In materia di smaltimento di rifiuti (nella fattispecie: fanghi dei depuratori comunali), mentre la legge n. 319 del 1976 disciplina il rapporto che insorge tra il refluo e la sua immissione nell'ambiente, e pertanto è finalizzata alla tutela del corpo ricettore, il D.P.R. n. 915 del 1982, invece, conformemente alla disciplina europea, regola tutte le singole operazioni di smaltimento (es.: conferimento, raccolta, trasporto, ammasso, stoccaggio) dei rifiuti prodotti da terzi, siano essi solidi o liquidi, fangosi o sotto forma di liquami, con esclusione di quelle fasi, concernenti i rifiuti liquidi (o assimilabili), attinenti allo scarico e riconducibili alla disciplina stabilita dalla legge n. 319 del 1976, con l'unica eccezione dei fanghi e liquami tossici e nocivi, i quali sono, sempre, regolati dal D.P.R. n. 915 citato.


@Acque pubbliche e private - Inquinamento - Reato di cui all'art. 21 della L. n. 319/76 - Concorso con il reato di getto pericoloso di cose.

L'ipotesi di reato prevista dall'art. 674 c.p. può astrattamente concorrere con quelle previste dalla legge n. 319 del 1976 sull'inquinamento idrico (cd. legge Merli), ma a condizione che sussista l'attitudine della condotta incriminata a provocare molestie alle persone, costituente elemento essenziale della fattispecie di pericolo delineata dalla norma codicistica in esame.

    Cass. pen., sez.
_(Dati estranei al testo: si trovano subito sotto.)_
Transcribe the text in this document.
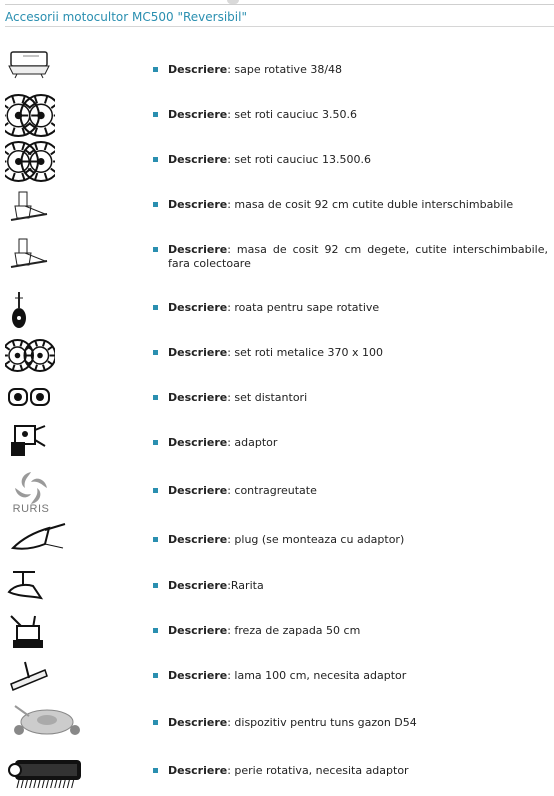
Accesorii motocultor MC500 "Reversibil"
Descriere: sape rotative 38/48
Descriere: set roti cauciuc 3.50.6
Descriere: set roti cauciuc 13.500.6
Descriere: masa de cosit 92 cm cutite duble interschimbabile
Descriere: masa de cosit 92 cm degete, cutite interschimbabile, fara colectoare
Descriere: roata pentru sape rotative
Descriere: set roti metalice 370 x 100
Descriere: set distantori
Descriere: adaptor
RURIS
Descriere: contragreutate
Descriere: plug (se monteaza cu adaptor)
Descriere:Rarita
Descriere: freza de zapada 50 cm
Descriere: lama 100 cm, necesita adaptor
Descriere: dispozitiv pentru tuns gazon D54
Descriere: perie rotativa, necesita adaptor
I, 17 dicembre 1998, n. 13278 (ud. 10 novembre 1998), Mangione. (C.p., art. 674; L. 10 maggio 1976, n. 319, art. 21). [RV211869]

@Acque pubbliche e private - Inquinamento - Responsabilità penale - Legale rappresentante.

In materia di tutela delle acque dall'inquinamento è posto a carico di chi abbia poteri di rappresentanza e gestione dell'impresa un dovere positivo di controllo degli impianti, onde evitare scarichi illegittimi; così che questi risponde penalmente dell'operato dei propri dipendenti a meno che non dimostri di avere scelto personale adeguatamente preparato ed in numero sufficiente. Qualora l'azienda abbia notevoli dimensioni, l'esonero di responsabilità del gestore dello stabilimento ricorre solo in caso di delega a terzi, tecnicamente e professionalmente qualificati, ai quali sia attribuita completa autonomia decisionale e finanziaria per provvedere all'adeguamento delle situazioni produttive ai dettati normativi.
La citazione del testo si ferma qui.